Und falls Rilla anfangs etwas über den Namen gestutzt hatte, verstand sie Faith' Entscheidung vollkommen, nachdem sie Jamie zum ersten Mal gesehen hatte. Er hatte Augen, Nase und Ohren seines Vaters, glich aber aufgrund von Stirn- und Mundpartien und nicht zuletzt wegen seines rabenschwarzen Wuschelkopfes ebenso sehr seinem Onkel.

„Eigentlich hatte ich ja vor, ihn nach Dad zu nennen", erzählte Faith, als sie und Rilla eines Nachmittags auf der Veranda von Fairview saßen und Tee tranken, „aber als ich ihn das erste Mal in den Armen gehalten habe, wusste ich, dass daraus nichts wird.

Es gibt schlicht keinen besser passenden Namen für ihn, als den, den er jetzt hat. Er sieht nun mal sowohl Jem als auch Jerry erschreckend ähnlich. Und auch wenn alle Leute glauben, Jerry wäre das genaue Ebenbild von Dad, genauso wie Una von unserer Mum, dann haben sie nur teilweise Recht.
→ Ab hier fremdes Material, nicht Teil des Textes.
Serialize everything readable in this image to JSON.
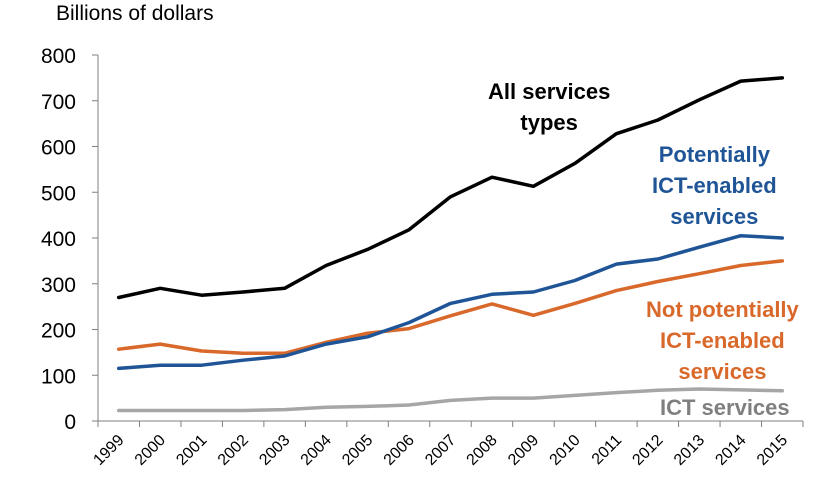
{
  "chart_data": {
    "type": "line",
    "ylabel": "Billions of dollars",
    "ylim": [
      0,
      800
    ],
    "yticks": [
      "0",
      "100",
      "200",
      "300",
      "400",
      "500",
      "600",
      "700",
      "800"
    ],
    "categories": [
      "1999",
      "2000",
      "2001",
      "2002",
      "2003",
      "2004",
      "2005",
      "2006",
      "2007",
      "2008",
      "2009",
      "2010",
      "2011",
      "2012",
      "2013",
      "2014",
      "2015"
    ],
    "grid": false,
    "series": [
      {
        "key": "all",
        "name_lines": [
          "All services",
          "types"
        ],
        "color": "#000000",
        "values": [
          270,
          290,
          275,
          282,
          290,
          340,
          375,
          418,
          490,
          533,
          513,
          563,
          628,
          658,
          702,
          743,
          750
        ]
      },
      {
        "key": "potential",
        "name_lines": [
          "Potentially",
          "ICT-enabled",
          "services"
        ],
        "color": "#1f5597",
        "values": [
          115,
          122,
          122,
          133,
          142,
          168,
          184,
          215,
          257,
          277,
          282,
          307,
          343,
          354,
          380,
          405,
          400
        ]
      },
      {
        "key": "notpotential",
        "name_lines": [
          "Not potentially",
          "ICT-enabled",
          "services"
        ],
        "color": "#d9682b",
        "values": [
          157,
          168,
          153,
          148,
          148,
          172,
          192,
          202,
          230,
          256,
          231,
          257,
          285,
          305,
          322,
          340,
          350
        ]
      },
      {
        "key": "ict",
        "name_lines": [
          "ICT services"
        ],
        "color": "#a6a6a6",
        "values": [
          23,
          23,
          23,
          23,
          25,
          30,
          32,
          35,
          45,
          50,
          50,
          56,
          62,
          67,
          70,
          68,
          66
        ]
      }
    ]
  }
}
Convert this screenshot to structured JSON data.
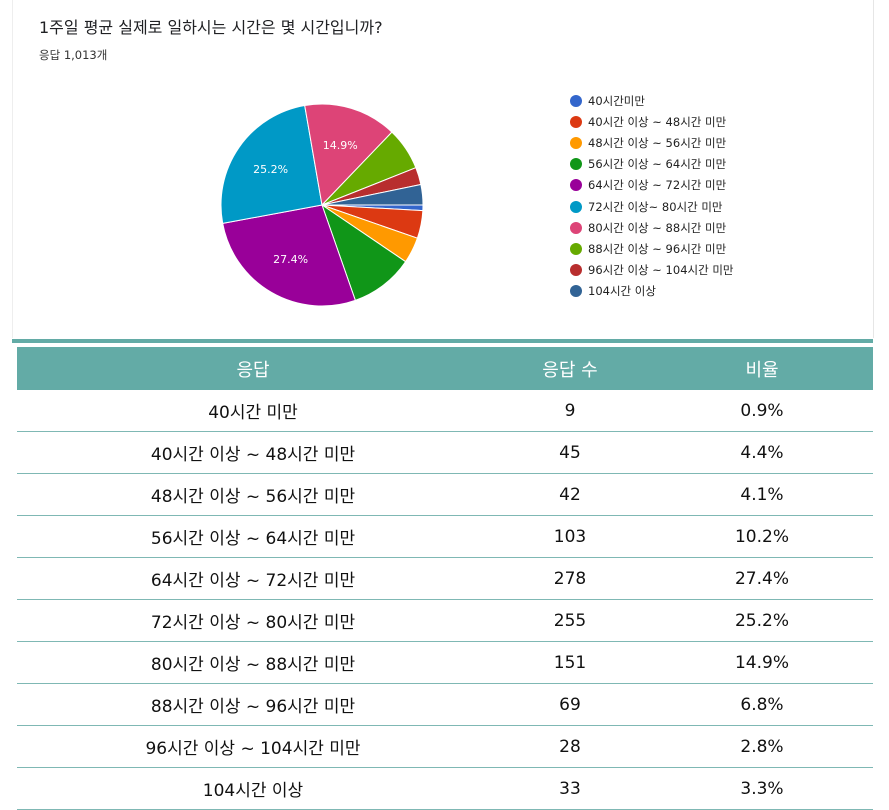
{
  "title": "1주일 평균 실제로 일하시는 시간은 몇 시간입니까?",
  "response_count": "응답 1,013개",
  "chart_data": {
    "type": "pie",
    "title": "1주일 평균 실제로 일하시는 시간은 몇 시간입니까?",
    "legend_position": "right",
    "start_angle": "3 o'clock, clockwise",
    "categories": [
      "40시간미만",
      "40시간 이상 ~ 48시간 미만",
      "48시간 이상 ~ 56시간 미만",
      "56시간 이상 ~ 64시간 미만",
      "64시간 이상 ~ 72시간 미만",
      "72시간 이상~ 80시간 미만",
      "80시간 이상 ~ 88시간 미만",
      "88시간 이상 ~ 96시간 미만",
      "96시간 이상 ~ 104시간 미만",
      "104시간 이상"
    ],
    "values": [
      9,
      45,
      42,
      103,
      278,
      255,
      151,
      69,
      28,
      33
    ],
    "colors": [
      "#3366cc",
      "#dc3912",
      "#ff9900",
      "#109618",
      "#990099",
      "#0099c6",
      "#dd4477",
      "#66aa00",
      "#b82e2e",
      "#316395"
    ],
    "slice_labels": [
      "",
      "",
      "",
      "",
      "27.4%",
      "25.2%",
      "14.9%",
      "",
      "",
      ""
    ]
  },
  "table": {
    "headers": [
      "응답",
      "응답 수",
      "비율"
    ],
    "rows": [
      [
        "40시간 미만",
        "9",
        "0.9%"
      ],
      [
        "40시간 이상 ~ 48시간 미만",
        "45",
        "4.4%"
      ],
      [
        "48시간 이상 ~ 56시간 미만",
        "42",
        "4.1%"
      ],
      [
        "56시간 이상 ~ 64시간 미만",
        "103",
        "10.2%"
      ],
      [
        "64시간 이상 ~ 72시간 미만",
        "278",
        "27.4%"
      ],
      [
        "72시간 이상 ~ 80시간 미만",
        "255",
        "25.2%"
      ],
      [
        "80시간 이상 ~ 88시간 미만",
        "151",
        "14.9%"
      ],
      [
        "88시간 이상 ~ 96시간 미만",
        "69",
        "6.8%"
      ],
      [
        "96시간 이상 ~ 104시간 미만",
        "28",
        "2.8%"
      ],
      [
        "104시간 이상",
        "33",
        "3.3%"
      ]
    ]
  }
}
Weil, auch wenn sonst alles stimmt, die Haare tun es nicht. Una hat Dads Haare, die viel feiner und dünner sind, als die von Jerry und Mum – und eben Jamie. Ehrlich gesagt ist das eine der lebendigsten Erinnerungen, die ich an Mum habe: ihre wundervollen Haare.
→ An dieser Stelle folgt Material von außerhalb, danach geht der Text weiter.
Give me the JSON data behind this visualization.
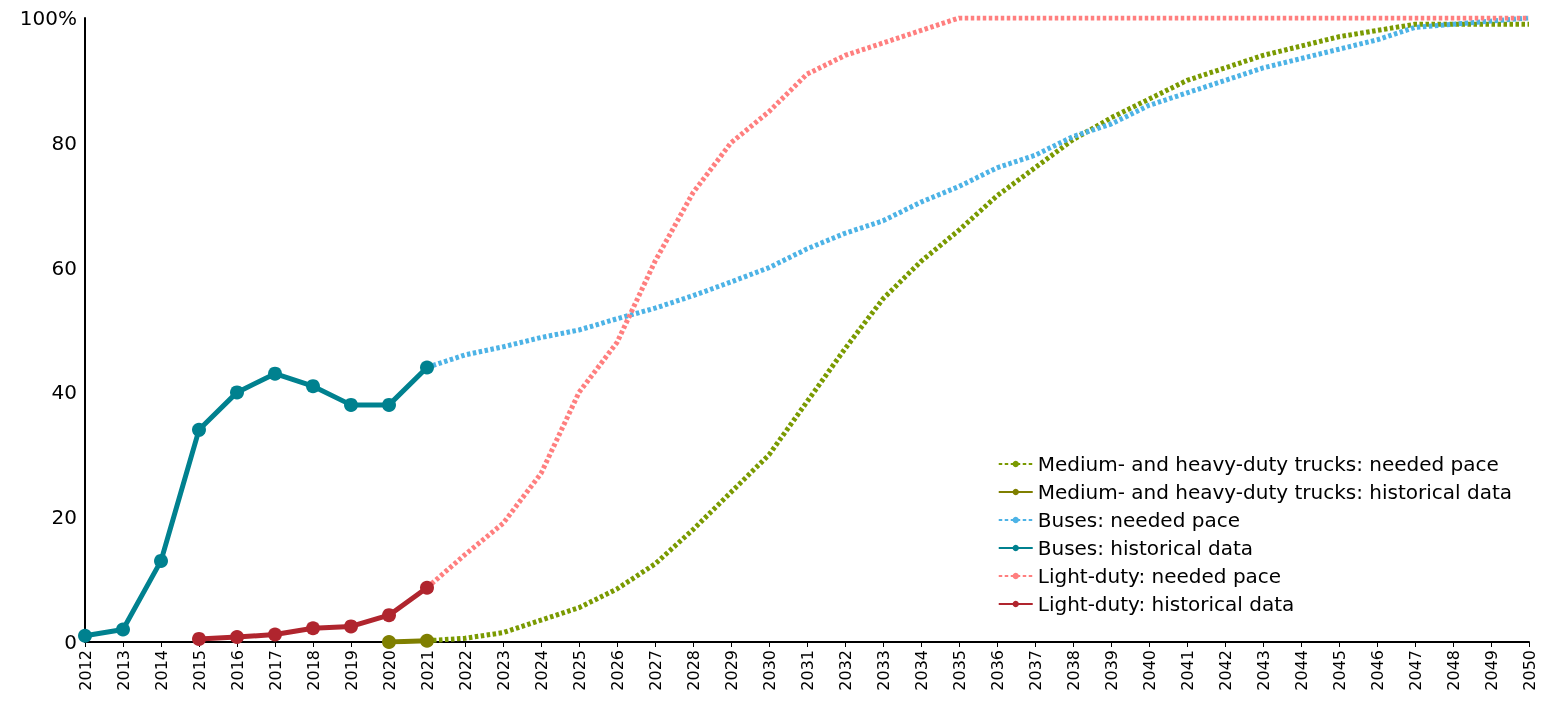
{
  "chart_data": {
    "type": "line",
    "categories": [
      "2012",
      "2013",
      "2014",
      "2015",
      "2016",
      "2017",
      "2018",
      "2019",
      "2020",
      "2021",
      "2022",
      "2023",
      "2024",
      "2025",
      "2026",
      "2027",
      "2028",
      "2029",
      "2030",
      "2031",
      "2032",
      "2033",
      "2034",
      "2035",
      "2036",
      "2037",
      "2038",
      "2039",
      "2040",
      "2041",
      "2042",
      "2043",
      "2044",
      "2045",
      "2046",
      "2047",
      "2048",
      "2049",
      "2050"
    ],
    "ylim": [
      0,
      100
    ],
    "yticks": [
      0,
      20,
      40,
      60,
      80,
      {
        "value": 100,
        "label": "100%"
      }
    ],
    "grid": false,
    "legend": "bottom right",
    "series": [
      {
        "name": "Medium- and heavy-duty trucks: needed pace",
        "color": "#7a9a01",
        "line_style": "dashed",
        "marker": "none",
        "values": [
          null,
          null,
          null,
          null,
          null,
          null,
          null,
          null,
          null,
          0.2,
          0.6,
          1.5,
          3.5,
          5.5,
          8.5,
          12.5,
          18,
          24,
          30,
          38.5,
          47,
          55,
          61,
          66,
          71.5,
          76,
          80.5,
          84,
          87,
          90,
          92,
          94,
          95.5,
          97,
          98,
          99,
          99,
          99,
          99
        ]
      },
      {
        "name": "Medium- and heavy-duty trucks: historical data",
        "color": "#7f7f00",
        "line_style": "solid",
        "marker": "circle",
        "values": [
          null,
          null,
          null,
          null,
          null,
          null,
          null,
          null,
          0,
          0.2,
          null,
          null,
          null,
          null,
          null,
          null,
          null,
          null,
          null,
          null,
          null,
          null,
          null,
          null,
          null,
          null,
          null,
          null,
          null,
          null,
          null,
          null,
          null,
          null,
          null,
          null,
          null,
          null,
          null
        ]
      },
      {
        "name": "Buses: needed pace",
        "color": "#4db3e6",
        "line_style": "dashed",
        "marker": "none",
        "values": [
          null,
          null,
          null,
          null,
          null,
          null,
          null,
          null,
          null,
          44,
          46,
          47.3,
          48.8,
          50,
          51.8,
          53.5,
          55.5,
          57.7,
          60,
          63,
          65.5,
          67.5,
          70.5,
          73,
          76,
          78,
          81,
          83,
          86,
          88,
          90,
          92,
          93.5,
          95,
          96.5,
          98.5,
          99,
          99.5,
          100
        ]
      },
      {
        "name": "Buses: historical data",
        "color": "#00818f",
        "line_style": "solid",
        "marker": "circle",
        "values": [
          1,
          2,
          13,
          34,
          40,
          43,
          41,
          38,
          38,
          44,
          null,
          null,
          null,
          null,
          null,
          null,
          null,
          null,
          null,
          null,
          null,
          null,
          null,
          null,
          null,
          null,
          null,
          null,
          null,
          null,
          null,
          null,
          null,
          null,
          null,
          null,
          null,
          null,
          null
        ]
      },
      {
        "name": "Light-duty: needed pace",
        "color": "#ff7f7f",
        "line_style": "dashed",
        "marker": "none",
        "values": [
          null,
          null,
          null,
          null,
          null,
          null,
          null,
          null,
          null,
          8.7,
          14,
          19,
          27,
          40,
          48,
          61,
          72,
          80,
          85,
          91,
          94,
          96,
          98,
          100,
          100,
          100,
          100,
          100,
          100,
          100,
          100,
          100,
          100,
          100,
          100,
          100,
          100,
          100,
          100
        ]
      },
      {
        "name": "Light-duty: historical data",
        "color": "#b0252e",
        "line_style": "solid",
        "marker": "circle",
        "values": [
          null,
          null,
          null,
          0.5,
          0.8,
          1.2,
          2.2,
          2.5,
          4.3,
          8.7,
          null,
          null,
          null,
          null,
          null,
          null,
          null,
          null,
          null,
          null,
          null,
          null,
          null,
          null,
          null,
          null,
          null,
          null,
          null,
          null,
          null,
          null,
          null,
          null,
          null,
          null,
          null,
          null,
          null
        ]
      }
    ]
  }
}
Jeden Abend hat sie sie geöffnet und Una und mich gerufen hat und wir durften ihre Haare dann kämen und flechten und frisieren. Das war immer so, jeden Abend – bis zu letzt."

„Aber", fuhr Faith dann betont fröhlich fort, wie, um das Thema abzuschließen, „ich habe Dad versprochen, dass ich meinen nächsten Sohn auf jeden Fall nach ihm benenne – und wehe dem, der mir zuvorkommt!"

Rilla lachte, wurde dann aber schnell wieder ernst. „Das… das ist genau das, was ich…", sie brach ab.

„Ich weiß", Faith nickte verständnisvoll, „ich würde lügen, wenn ich sage, ich hätte nicht darüber nachgedacht, Jamie hier nach Walter zu benennen – vor der Geburt, meine ich –, aber dann ist mir klar geworden, dass dieses Recht dir zusteht, dir allein."

„Danke", Rilla lächelte etwas, schien aber weiterhin tief in Gedanken versunken zu sein.

„Wir waren in Courcelette, weißt du. An seinem Grab", bemerkte sie nach einigen Sekunden der Stille, „Ken und ich, kurz bevor wir nach Paris weitergefahren sind.

Und… es war schön und schrecklich zugleich. Irgendwie hat es… das Grab zu sehen hat seinen Tod zu etwas so schrecklich realem gemacht. Als ob er dadurch erst wirklich tot ist, unabänderlich, unwiederbringlich, endgültig tot."

Rillas Blick verlor sich wieder, bevor sie sich erneut sammelte und sich der Hauch eines Lächelns auf ihr Gesicht legte.

„Der Tag an dem wir in Courcelette waren… das war auch der Tag, an dem mir klar geworden ist, dass ich… ein Kind erwarte."

Jetzt lächelte sie richtig und auch Faith war sichtlich erfreut. „Und, wie fühlst du dich?", fragte sie neugierig.

„Ich bin beinahe lächerlich glücklich", gab Rilla zu, „und Ken geht es genauso. Auch wenn er dazu neigt, mich in Watte zu packen. Als ob ich zerbrechlich wäre oder so."

„Oh, das ist normal" winkte Faith ab, „hat Jem auch gemacht. Damit wirst du leben müssen. Aber was anderes: wann ist es soweit?"

„Mitte Dezember hat der Arzt in Paris gesagt", antwortete Rilla und lächelte schon wieder, „verrückter Gedanke: ich und Mutter sein. Aber irgendwie auch schön und… und es hat vieles leichter gemacht. Walters Tod und das Grab, meine ich.

Als ob Gott uns dieses Kind geschenkt hat, um uns zu helfen, um uns zu zeigen, dass es immer weitergeht, egal was kommt."